The Model Context Protocol integration elevates Onyx from a search tool to an agentic platform. MCP allows LLMs to interact with external tools through a standardized interface. In practice, this means your AI can execute code in sandboxes, crawl websites for current information, query APIs, or trigger workflows—not just retrieve documents. The architecture uses a tool-calling loop: the LLM decides which MCP tools to invoke, Onyx executes them in isolated environments, and results feed back into the context window. This is how you build AI that doesn't just answer questions but performs multi-step research tasks.
The deployment architecture reveals production-readiness considerations. Standard mode runs six distinct services: a Next.js frontend, FastAPI backend, background job workers (Celery), model inference server, Redis for caching and task queues, and MinIO for blob storage of large files. Vector databases run separately. This microservices approach allows horizontal scaling—you can run multiple worker instances to handle ingestion spikes or scale inference servers independently. But it also means operational complexity: you're managing service discovery, inter-service authentication, and distributed tracing across half a dozen containers.
The RBAC implementation deserves attention because most open-source AI tools ignore access control. Onyx models permissions at the document level: users only retrieve chunks from sources they're authorized to access. When you connect Confluence or Google Drive, the connector preserves original permissions. An HR document marked private stays private, even if its embeddings sit in a shared vector database. This requires maintaining a permission graph alongside your vector index—non-trivial engineering that explains why it's an Enterprise Edition feature.
Gotcha
The architectural split between Lite and Standard modes sounds elegant until you realize there's no graceful upgrade path. Lite mode doesn't use a database for persistent storage—it's chat-only. If you start with Lite and want to add document search later, you're essentially redeploying from scratch with the full infrastructure stack. For teams evaluating Onyx, this means you can't truly 'start small and scale up' without migration work. Plan your deployment mode from day one.

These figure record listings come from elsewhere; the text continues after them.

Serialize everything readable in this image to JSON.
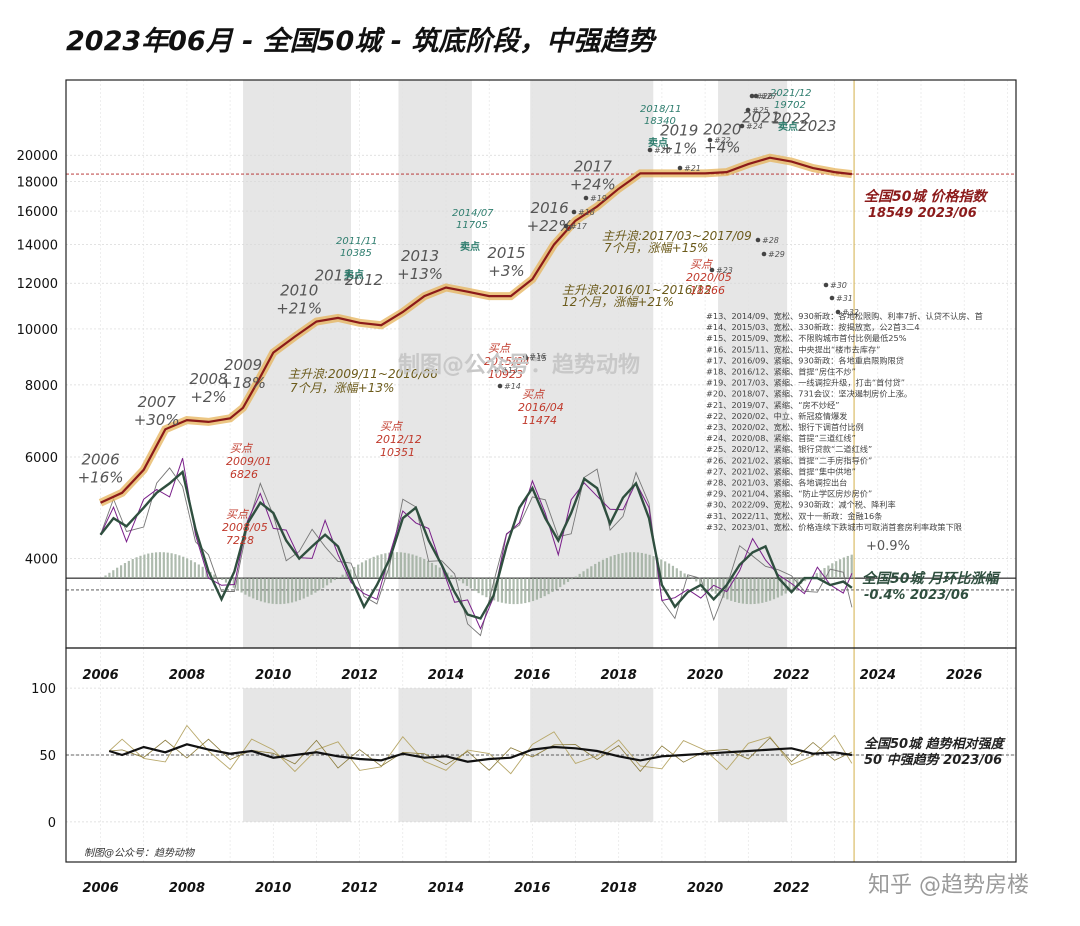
{
  "title": "2023年06月 - 全国50城 - 筑底阶段，中强趋势",
  "watermarks": {
    "center": "制图@公众号：趋势动物",
    "bottom_left": "制图@公众号：趋势动物",
    "bottom_right": "知乎 @趋势房楼"
  },
  "colors": {
    "price_line": "#8b1a1a",
    "price_band": "#e6b35a",
    "mom_line": "#2f4f3f",
    "mom_bars": "#9aaa9a",
    "purple_series": "#7a1f8a",
    "grey_series": "#777777",
    "rsi_line": "#111111",
    "rsi_alt": "#b8a86a",
    "shade": "#e6e6e6",
    "buy": "#c0392b",
    "sell": "#2e7d6e",
    "ref_line_red": "#b22222",
    "ref_line_dark": "#444444",
    "vline": "#d4b04a"
  },
  "chart_data": [
    {
      "type": "line",
      "name": "price_panel",
      "y_scale": "log",
      "yticks": [
        4000,
        6000,
        8000,
        10000,
        12000,
        14000,
        16000,
        18000,
        20000
      ],
      "xticks": [
        "2006",
        "2008",
        "2010",
        "2012",
        "2014",
        "2016",
        "2018",
        "2020",
        "2022",
        "2024",
        "2026"
      ],
      "xlim": [
        2005.2,
        2027.2
      ],
      "ylim": [
        2800,
        27000
      ],
      "shaded_periods": [
        [
          2009.3,
          2011.8
        ],
        [
          2012.9,
          2014.6
        ],
        [
          2015.95,
          2018.8
        ],
        [
          2020.3,
          2021.9
        ]
      ],
      "price_series": {
        "label": "全国50城 价格指数",
        "latest_label": "18549 2023/06",
        "x": [
          2006.0,
          2006.5,
          2007.0,
          2007.5,
          2008.0,
          2008.5,
          2009.0,
          2009.3,
          2009.6,
          2010.0,
          2010.5,
          2011.0,
          2011.5,
          2012.0,
          2012.5,
          2013.0,
          2013.5,
          2014.0,
          2014.5,
          2015.0,
          2015.5,
          2016.0,
          2016.5,
          2017.0,
          2017.5,
          2018.0,
          2018.5,
          2019.0,
          2019.5,
          2020.0,
          2020.5,
          2021.0,
          2021.5,
          2022.0,
          2022.5,
          2023.0,
          2023.4
        ],
        "y": [
          5000,
          5200,
          5700,
          6700,
          6950,
          6900,
          7000,
          7300,
          8000,
          9100,
          9700,
          10300,
          10450,
          10250,
          10150,
          10700,
          11400,
          11800,
          11600,
          11400,
          11400,
          12200,
          14000,
          15400,
          16300,
          17500,
          18600,
          18600,
          18600,
          18600,
          18700,
          19300,
          19800,
          19500,
          19000,
          18700,
          18549
        ]
      },
      "mom_series": {
        "label": "全国50城 月环比涨幅",
        "latest_label": "-0.4% 2023/06",
        "x": [
          2006.0,
          2006.3,
          2006.6,
          2007.0,
          2007.3,
          2007.6,
          2007.9,
          2008.2,
          2008.5,
          2008.8,
          2009.1,
          2009.4,
          2009.7,
          2010.0,
          2010.3,
          2010.6,
          2010.9,
          2011.2,
          2011.5,
          2011.8,
          2012.1,
          2012.4,
          2012.7,
          2013.0,
          2013.3,
          2013.6,
          2013.9,
          2014.2,
          2014.5,
          2014.8,
          2015.1,
          2015.4,
          2015.7,
          2016.0,
          2016.3,
          2016.6,
          2016.9,
          2017.2,
          2017.5,
          2017.8,
          2018.1,
          2018.4,
          2018.7,
          2019.0,
          2019.3,
          2019.6,
          2019.9,
          2020.2,
          2020.5,
          2020.8,
          2021.1,
          2021.4,
          2021.7,
          2022.0,
          2022.3,
          2022.6,
          2022.9,
          2023.2,
          2023.4
        ],
        "y": [
          4400,
          4700,
          4550,
          4900,
          5200,
          5400,
          5650,
          4500,
          3800,
          3400,
          3800,
          4600,
          5000,
          4800,
          4300,
          4000,
          4200,
          4400,
          4200,
          3700,
          3300,
          3600,
          4000,
          4700,
          4900,
          4300,
          3900,
          3500,
          3200,
          3150,
          3450,
          4200,
          4900,
          5300,
          4700,
          4300,
          4800,
          5500,
          5300,
          4600,
          5100,
          5400,
          4700,
          3600,
          3300,
          3500,
          3600,
          3400,
          3600,
          3900,
          4100,
          4200,
          3700,
          3500,
          3700,
          3700,
          3600,
          3650,
          3560
        ]
      },
      "annotations_years": [
        {
          "label": "2006",
          "x": 2006.0
        },
        {
          "label": "+16%",
          "x": 2006.0
        },
        {
          "label": "2007",
          "x": 2007.3
        },
        {
          "label": "+30%",
          "x": 2007.3
        },
        {
          "label": "2008",
          "x": 2008.5
        },
        {
          "label": "+2%",
          "x": 2008.5
        },
        {
          "label": "2009",
          "x": 2009.3
        },
        {
          "label": "+18%",
          "x": 2009.3
        },
        {
          "label": "2010",
          "x": 2010.6
        },
        {
          "label": "+21%",
          "x": 2010.6
        },
        {
          "label": "2011",
          "x": 2011.4
        },
        {
          "label": "2012",
          "x": 2012.1
        },
        {
          "label": "2013",
          "x": 2013.4
        },
        {
          "label": "+13%",
          "x": 2013.4
        },
        {
          "label": "2015",
          "x": 2015.4
        },
        {
          "label": "+3%",
          "x": 2015.4
        },
        {
          "label": "2016",
          "x": 2016.4
        },
        {
          "label": "+22%",
          "x": 2016.4
        },
        {
          "label": "2017",
          "x": 2017.4
        },
        {
          "label": "+24%",
          "x": 2017.4
        },
        {
          "label": "2019",
          "x": 2019.4
        },
        {
          "label": "+1%",
          "x": 2019.4
        },
        {
          "label": "2020",
          "x": 2020.4
        },
        {
          "label": "+4%",
          "x": 2020.4
        },
        {
          "label": "2021",
          "x": 2021.3
        },
        {
          "label": "2022",
          "x": 2022.0
        },
        {
          "label": "2023",
          "x": 2022.6
        }
      ],
      "trend_notes": [
        "主升浪:2009/11~2010/06",
        "7个月，涨幅+13%",
        "主升浪:2017/03~2017/09",
        "7个月，涨幅+15%",
        "主升浪:2016/01~2016/12",
        "12个月，涨幅+21%"
      ],
      "buy_points": [
        {
          "label": "买点",
          "date": "2009/01",
          "value": "6826"
        },
        {
          "label": "买点",
          "date": "2008/05",
          "value": "7228"
        },
        {
          "label": "买点",
          "date": "2012/12",
          "value": "10351"
        },
        {
          "label": "买点",
          "date": "2015/04",
          "value": "10923"
        },
        {
          "label": "买点",
          "date": "2016/04",
          "value": "11474"
        },
        {
          "label": "买点",
          "date": "2020/05",
          "value": "18566"
        }
      ],
      "sell_points": [
        {
          "label": "卖点",
          "date": "2011/11",
          "value": "10385"
        },
        {
          "label": "卖点",
          "date": "2014/07",
          "value": "11705"
        },
        {
          "label": "卖点",
          "date": "2018/11",
          "value": "18340"
        },
        {
          "label": "卖点",
          "date": "2021/12",
          "value": "19702"
        }
      ],
      "event_notes": [
        "#13、2014/09、宽松、930新政：各地松限购、利率7折、认贷不认房、首",
        "#14、2015/03、宽松、330新政：按揭放宽，公2首3二4",
        "#15、2015/09、宽松、不限购城市首付比例最低25%",
        "#16、2015/11、宽松、中央提出“楼市去库存”",
        "#17、2016/09、紧缩、930新政：各地重启限购限贷",
        "#18、2016/12、紧缩、首提“房住不炒”",
        "#19、2017/03、紧缩、一线调控升级，打击“首付贷”",
        "#20、2018/07、紧缩、731会议：坚决遏制房价上涨。",
        "#21、2019/07、紧缩、“房不炒经”",
        "#22、2020/02、中立、新冠疫情爆发",
        "#23、2020/02、宽松、银行下调首付比例",
        "#24、2020/08、紧缩、首提“三道红线”",
        "#25、2020/12、紧缩、银行贷款“二道红线”",
        "#26、2021/02、紧缩、首提“二手房指导价”",
        "#27、2021/02、紧缩、首提“集中供地”",
        "#28、2021/03、紧缩、各地调控出台",
        "#29、2021/04、紧缩、“防止学区房炒房价”",
        "#30、2022/09、宽松、930新政：减个税、降利率",
        "#31、2022/11、宽松、双十一新政：金融16条",
        "#32、2023/01、宽松、价格连续下跌城市可取消首套房利率政策下限"
      ],
      "event_markers": [
        "#13",
        "#14",
        "#15",
        "#16",
        "#17",
        "#18",
        "#19",
        "#20",
        "#21",
        "#22",
        "#23",
        "#24",
        "#25",
        "#26",
        "#27",
        "#28",
        "#29",
        "#30",
        "#31",
        "#32"
      ],
      "extra_labels": [
        "+0.9%"
      ]
    },
    {
      "type": "line",
      "name": "rsi_panel",
      "yticks": [
        0,
        50,
        100
      ],
      "ylim": [
        -30,
        130
      ],
      "label": "全国50城 趋势相对强度",
      "latest_label": "50 中强趋势 2023/06",
      "x": [
        2006.2,
        2006.5,
        2007.0,
        2007.5,
        2008.0,
        2008.5,
        2009.0,
        2009.5,
        2010.0,
        2010.5,
        2011.0,
        2011.5,
        2012.0,
        2012.5,
        2013.0,
        2013.5,
        2014.0,
        2014.5,
        2015.0,
        2015.5,
        2016.0,
        2016.5,
        2017.0,
        2017.5,
        2018.0,
        2018.5,
        2019.0,
        2019.5,
        2020.0,
        2020.5,
        2021.0,
        2021.5,
        2022.0,
        2022.5,
        2023.0,
        2023.4
      ],
      "y": [
        53,
        50,
        56,
        52,
        58,
        54,
        51,
        53,
        48,
        50,
        52,
        49,
        47,
        46,
        51,
        48,
        49,
        45,
        47,
        48,
        54,
        56,
        55,
        53,
        49,
        46,
        49,
        50,
        51,
        52,
        53,
        54,
        55,
        51,
        52,
        50
      ]
    }
  ]
}
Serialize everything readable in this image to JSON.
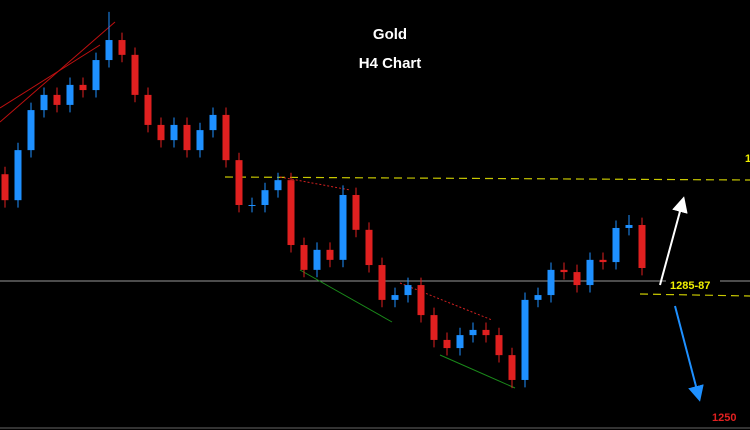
{
  "chart_data": {
    "type": "candlestick",
    "title": "Gold",
    "subtitle": "H4 Chart",
    "ylim": [
      1247,
      1363
    ],
    "up_color": "#1e90ff",
    "down_color": "#e02020",
    "open": [
      1316.0,
      1309.0,
      1322.5,
      1333.3,
      1337.4,
      1334.7,
      1340.1,
      1338.7,
      1346.8,
      1352.2,
      1348.2,
      1337.4,
      1329.3,
      1325.2,
      1329.3,
      1322.5,
      1327.9,
      1332.0,
      1319.8,
      1307.7,
      1307.7,
      1311.7,
      1314.4,
      1296.9,
      1290.2,
      1295.6,
      1292.9,
      1310.4,
      1301.0,
      1291.5,
      1282.1,
      1283.4,
      1286.1,
      1278.0,
      1271.3,
      1269.1,
      1272.6,
      1274.0,
      1272.6,
      1267.2,
      1260.5,
      1282.1,
      1283.4,
      1290.2,
      1289.6,
      1286.1,
      1292.9,
      1292.3,
      1301.5,
      1302.3
    ],
    "high": [
      1318.0,
      1324.5,
      1335.3,
      1339.4,
      1339.4,
      1342.1,
      1342.1,
      1348.8,
      1359.8,
      1354.2,
      1350.2,
      1339.4,
      1331.3,
      1331.3,
      1331.3,
      1329.9,
      1334.0,
      1334.0,
      1321.8,
      1309.7,
      1313.7,
      1316.4,
      1316.4,
      1298.9,
      1297.6,
      1297.6,
      1313.0,
      1312.4,
      1303.0,
      1293.5,
      1285.4,
      1288.1,
      1288.1,
      1280.0,
      1273.3,
      1274.6,
      1276.0,
      1276.0,
      1274.6,
      1269.2,
      1284.1,
      1285.4,
      1292.2,
      1292.2,
      1291.6,
      1294.9,
      1294.9,
      1303.5,
      1305.0,
      1304.3
    ],
    "low": [
      1307.0,
      1307.0,
      1320.5,
      1331.3,
      1332.7,
      1332.7,
      1336.7,
      1336.7,
      1344.8,
      1346.2,
      1335.4,
      1327.3,
      1323.2,
      1323.2,
      1320.5,
      1320.5,
      1325.9,
      1317.8,
      1305.7,
      1305.7,
      1305.7,
      1309.7,
      1294.9,
      1288.2,
      1288.2,
      1290.9,
      1290.9,
      1299.0,
      1289.5,
      1280.1,
      1280.1,
      1281.4,
      1276.0,
      1269.3,
      1267.1,
      1267.1,
      1270.6,
      1270.6,
      1265.2,
      1258.3,
      1258.5,
      1280.1,
      1281.4,
      1287.6,
      1284.1,
      1284.1,
      1290.3,
      1290.3,
      1299.5,
      1288.7
    ],
    "close": [
      1309.0,
      1322.5,
      1333.3,
      1337.4,
      1334.7,
      1340.1,
      1338.7,
      1346.8,
      1352.2,
      1348.2,
      1337.4,
      1329.3,
      1325.2,
      1329.3,
      1322.5,
      1327.9,
      1332.0,
      1319.8,
      1307.7,
      1307.7,
      1311.7,
      1314.4,
      1296.9,
      1290.2,
      1295.6,
      1292.9,
      1310.4,
      1301.0,
      1291.5,
      1282.1,
      1283.4,
      1286.1,
      1278.0,
      1271.3,
      1269.1,
      1272.6,
      1274.0,
      1272.6,
      1267.2,
      1260.5,
      1282.1,
      1283.4,
      1290.2,
      1289.6,
      1286.1,
      1292.9,
      1292.3,
      1301.5,
      1302.3,
      1290.7
    ],
    "annotations": [
      "1285-87",
      "1250",
      "1"
    ]
  }
}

Enterprise Edition gating is more aggressive than the README suggests. Features like SSO, RBAC, usage analytics, custom code execution (for PII scrubbing or query filtering), and whitelabeling all require commercial licensing. The open-source version gives you RAG and connectors, but production-critical capabilities for real organizations sit behind a paywall. If your compliance team requires SSO and audit logs—and whose doesn't—you're in a sales conversation, not evaluating open source. The code is available, but the governance features aren't. Budget accordingly, or be prepared to build access control yourself.
Verdict
Use if: You're an organization that needs ChatGPT-grade AI chat over proprietary data with data sovereignty requirements, you have the infrastructure expertise to run multi-container deployments with vector databases and message queues, or you specifically need hybrid search capabilities for research-heavy workloads where pure vector similarity fails. Onyx shines when you need 10+ data source connectors, agentic capabilities with external tool execution, and the flexibility to swap LLM providers without vendor lock-in. Skip if: You want simple LLM chat without document retrieval (Open-WebUI is half the complexity), you're a solo developer or small team without ops resources to manage six+ services, you need enterprise features like SSO/RBAC but can't justify commercial licensing (just use ChatGPT Enterprise), or you're building a custom AI application from code (LangChain gives you more control). Onyx targets the middle ground: teams with proprietary data, infrastructure capacity, and requirements that commercial platforms can't meet.